The pilgrim saw at once that hydrophobia, with all its horrible symptoms, had come upon the patient, from the bite of the enraged animal. It was with difficulty that he and the servant could hold him down at times. Occasionally he broke out into frightful paroxysms of blasphemous violence against God and man. And then, when this subsided, he would go on moaning thus;

“Water they want to give me! water! water! none for me! It is fire! fire! that I have, and that is my portion. I am already on fire, within, without! Look how it comes creeping up, all round me, it advances every moment nearer and nearer!” And he beat off the fancied flame with his hands on either side of his bed, and he blew at it round his head. Then turning towards his sorrowful attendants, he would say, “why don’t you put it out? you see it is already burning me.”

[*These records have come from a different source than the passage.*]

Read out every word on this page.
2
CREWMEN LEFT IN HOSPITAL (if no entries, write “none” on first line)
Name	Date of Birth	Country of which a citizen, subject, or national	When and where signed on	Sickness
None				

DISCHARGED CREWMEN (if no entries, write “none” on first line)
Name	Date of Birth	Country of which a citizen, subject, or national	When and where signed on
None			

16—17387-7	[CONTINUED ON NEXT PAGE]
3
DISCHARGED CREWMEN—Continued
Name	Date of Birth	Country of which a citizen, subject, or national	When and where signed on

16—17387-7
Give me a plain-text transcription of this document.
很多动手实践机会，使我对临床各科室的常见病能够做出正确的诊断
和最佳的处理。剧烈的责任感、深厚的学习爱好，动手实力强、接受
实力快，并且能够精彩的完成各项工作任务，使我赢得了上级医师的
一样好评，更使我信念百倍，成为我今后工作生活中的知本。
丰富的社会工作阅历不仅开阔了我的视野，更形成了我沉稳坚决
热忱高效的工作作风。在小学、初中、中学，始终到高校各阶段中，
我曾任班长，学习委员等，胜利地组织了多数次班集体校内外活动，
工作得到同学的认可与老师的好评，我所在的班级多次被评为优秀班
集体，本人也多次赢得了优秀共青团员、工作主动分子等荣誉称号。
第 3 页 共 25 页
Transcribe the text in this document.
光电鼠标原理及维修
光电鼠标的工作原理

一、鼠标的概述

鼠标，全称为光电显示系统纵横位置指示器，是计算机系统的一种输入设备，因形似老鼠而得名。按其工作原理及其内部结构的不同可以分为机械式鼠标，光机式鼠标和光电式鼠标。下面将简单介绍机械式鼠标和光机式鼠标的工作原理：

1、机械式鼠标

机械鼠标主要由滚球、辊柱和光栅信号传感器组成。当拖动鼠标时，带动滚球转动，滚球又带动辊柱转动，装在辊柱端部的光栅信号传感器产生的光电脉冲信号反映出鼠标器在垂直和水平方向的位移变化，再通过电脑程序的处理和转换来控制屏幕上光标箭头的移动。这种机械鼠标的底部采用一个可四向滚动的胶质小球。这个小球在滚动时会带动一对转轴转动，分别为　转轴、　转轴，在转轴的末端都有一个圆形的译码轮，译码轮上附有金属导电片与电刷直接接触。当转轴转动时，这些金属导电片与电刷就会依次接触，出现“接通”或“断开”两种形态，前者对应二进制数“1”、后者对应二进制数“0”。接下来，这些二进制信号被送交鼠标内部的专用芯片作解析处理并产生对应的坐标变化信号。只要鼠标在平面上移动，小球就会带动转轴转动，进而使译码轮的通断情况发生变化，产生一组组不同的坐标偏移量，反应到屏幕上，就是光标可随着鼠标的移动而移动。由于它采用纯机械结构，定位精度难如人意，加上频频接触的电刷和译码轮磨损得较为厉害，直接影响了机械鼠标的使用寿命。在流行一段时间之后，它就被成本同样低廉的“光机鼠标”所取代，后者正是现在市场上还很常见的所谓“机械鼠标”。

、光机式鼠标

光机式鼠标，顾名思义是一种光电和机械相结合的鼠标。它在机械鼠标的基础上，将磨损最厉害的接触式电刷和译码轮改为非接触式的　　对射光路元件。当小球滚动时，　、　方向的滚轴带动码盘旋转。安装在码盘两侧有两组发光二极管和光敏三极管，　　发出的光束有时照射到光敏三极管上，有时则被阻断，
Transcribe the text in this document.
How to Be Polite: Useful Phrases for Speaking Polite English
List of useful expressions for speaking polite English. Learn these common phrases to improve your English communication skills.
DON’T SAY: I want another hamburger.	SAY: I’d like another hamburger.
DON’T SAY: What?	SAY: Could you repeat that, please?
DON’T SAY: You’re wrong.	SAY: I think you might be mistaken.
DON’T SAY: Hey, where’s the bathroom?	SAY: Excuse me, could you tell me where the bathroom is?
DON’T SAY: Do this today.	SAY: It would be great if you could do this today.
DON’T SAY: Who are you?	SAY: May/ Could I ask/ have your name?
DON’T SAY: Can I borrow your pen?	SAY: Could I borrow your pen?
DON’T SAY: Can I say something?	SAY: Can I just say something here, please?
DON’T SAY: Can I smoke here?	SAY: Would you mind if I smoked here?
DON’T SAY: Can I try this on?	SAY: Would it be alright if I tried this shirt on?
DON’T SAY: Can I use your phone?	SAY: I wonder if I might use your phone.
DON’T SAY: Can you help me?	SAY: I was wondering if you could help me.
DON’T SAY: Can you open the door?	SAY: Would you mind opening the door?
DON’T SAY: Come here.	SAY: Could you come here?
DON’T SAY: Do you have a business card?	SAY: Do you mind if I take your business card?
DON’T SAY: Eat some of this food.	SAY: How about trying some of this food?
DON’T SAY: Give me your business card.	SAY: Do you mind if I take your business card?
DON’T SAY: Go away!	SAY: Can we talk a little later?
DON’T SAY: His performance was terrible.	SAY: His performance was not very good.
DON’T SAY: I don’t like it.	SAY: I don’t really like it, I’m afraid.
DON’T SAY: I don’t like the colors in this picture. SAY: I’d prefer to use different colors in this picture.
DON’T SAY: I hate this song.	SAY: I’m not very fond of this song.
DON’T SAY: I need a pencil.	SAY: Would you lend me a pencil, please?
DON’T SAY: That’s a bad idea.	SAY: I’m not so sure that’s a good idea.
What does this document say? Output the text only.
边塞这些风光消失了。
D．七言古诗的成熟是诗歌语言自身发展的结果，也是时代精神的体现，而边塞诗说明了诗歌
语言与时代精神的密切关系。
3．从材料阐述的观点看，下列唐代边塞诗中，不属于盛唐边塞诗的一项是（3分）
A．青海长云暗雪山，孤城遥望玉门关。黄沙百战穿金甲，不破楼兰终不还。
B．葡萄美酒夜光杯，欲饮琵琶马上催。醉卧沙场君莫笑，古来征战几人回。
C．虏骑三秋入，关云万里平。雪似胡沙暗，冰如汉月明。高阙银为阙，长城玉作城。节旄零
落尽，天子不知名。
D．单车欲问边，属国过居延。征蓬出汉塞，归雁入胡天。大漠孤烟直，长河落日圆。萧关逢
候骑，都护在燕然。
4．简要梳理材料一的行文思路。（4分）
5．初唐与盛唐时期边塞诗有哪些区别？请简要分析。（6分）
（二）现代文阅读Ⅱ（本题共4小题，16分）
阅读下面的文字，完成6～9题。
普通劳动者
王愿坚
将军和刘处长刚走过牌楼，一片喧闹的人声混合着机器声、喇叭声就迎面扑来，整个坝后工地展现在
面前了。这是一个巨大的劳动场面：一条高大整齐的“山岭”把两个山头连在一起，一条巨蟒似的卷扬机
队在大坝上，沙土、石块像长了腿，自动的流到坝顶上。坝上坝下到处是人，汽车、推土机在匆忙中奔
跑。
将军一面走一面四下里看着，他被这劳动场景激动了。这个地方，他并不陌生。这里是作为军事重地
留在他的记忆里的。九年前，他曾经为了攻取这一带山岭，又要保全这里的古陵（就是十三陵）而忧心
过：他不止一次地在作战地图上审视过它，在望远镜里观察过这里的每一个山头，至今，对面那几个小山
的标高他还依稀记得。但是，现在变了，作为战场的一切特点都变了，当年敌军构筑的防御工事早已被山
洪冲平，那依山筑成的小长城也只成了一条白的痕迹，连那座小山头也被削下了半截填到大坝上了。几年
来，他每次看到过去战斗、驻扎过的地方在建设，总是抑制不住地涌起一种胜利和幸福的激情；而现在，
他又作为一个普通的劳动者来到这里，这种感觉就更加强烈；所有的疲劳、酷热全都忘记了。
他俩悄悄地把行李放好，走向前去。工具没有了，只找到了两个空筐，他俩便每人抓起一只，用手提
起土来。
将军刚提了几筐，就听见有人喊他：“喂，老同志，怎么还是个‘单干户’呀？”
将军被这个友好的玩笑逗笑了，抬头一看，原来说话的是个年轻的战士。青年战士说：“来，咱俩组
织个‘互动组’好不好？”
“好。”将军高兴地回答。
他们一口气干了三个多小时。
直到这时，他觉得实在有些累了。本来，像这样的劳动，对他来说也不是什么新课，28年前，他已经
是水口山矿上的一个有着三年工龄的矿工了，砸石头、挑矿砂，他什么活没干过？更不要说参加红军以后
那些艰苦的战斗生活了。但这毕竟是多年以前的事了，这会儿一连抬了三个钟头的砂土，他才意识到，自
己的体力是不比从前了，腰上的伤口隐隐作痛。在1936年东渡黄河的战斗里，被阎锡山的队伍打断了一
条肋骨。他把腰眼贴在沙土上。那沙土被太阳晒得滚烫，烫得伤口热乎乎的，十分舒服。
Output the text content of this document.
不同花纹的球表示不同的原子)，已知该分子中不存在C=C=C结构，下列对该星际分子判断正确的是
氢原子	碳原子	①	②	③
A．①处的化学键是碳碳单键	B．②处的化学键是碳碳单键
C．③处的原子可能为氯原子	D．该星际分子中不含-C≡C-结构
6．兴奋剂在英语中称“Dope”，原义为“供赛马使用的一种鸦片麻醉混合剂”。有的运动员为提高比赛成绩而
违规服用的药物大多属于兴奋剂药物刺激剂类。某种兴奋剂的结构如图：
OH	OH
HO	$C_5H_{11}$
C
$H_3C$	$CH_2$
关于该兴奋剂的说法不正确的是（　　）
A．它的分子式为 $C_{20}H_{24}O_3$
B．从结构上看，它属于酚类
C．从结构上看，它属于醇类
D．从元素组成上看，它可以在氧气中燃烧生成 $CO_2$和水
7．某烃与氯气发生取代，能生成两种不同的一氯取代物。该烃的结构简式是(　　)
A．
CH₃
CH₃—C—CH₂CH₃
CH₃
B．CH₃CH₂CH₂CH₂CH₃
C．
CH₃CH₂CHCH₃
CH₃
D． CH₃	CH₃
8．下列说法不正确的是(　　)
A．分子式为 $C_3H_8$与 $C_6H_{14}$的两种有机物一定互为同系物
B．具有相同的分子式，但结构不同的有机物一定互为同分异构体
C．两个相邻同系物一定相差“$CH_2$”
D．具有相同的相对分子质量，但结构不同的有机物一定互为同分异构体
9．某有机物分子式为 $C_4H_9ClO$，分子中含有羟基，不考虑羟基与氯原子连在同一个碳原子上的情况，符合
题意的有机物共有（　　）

Thus passed the dreary day, and thus came the dismal night, when the fever increased, and with it the delirium, and the violent accesses of fury, though the body was sinking. At length he raised himself up in bed, and looking with half-glazed eyes straight before him, he exclaimed in a voice choked with bitter rage:

“Away, Pancratius, begone! Thou hast glared on me long enough. Keep back thy panther! Hold it fast; it is going to fly at my throat. It comes! Oh!” And with a convulsive grasp, as if pulling the beast from off his throat, he plucked away the bandage from his wound. A gush of blood poured over him, and he fell back, a hideous corpse, upon the bed.

His friend saw how unrepenting persecutors died.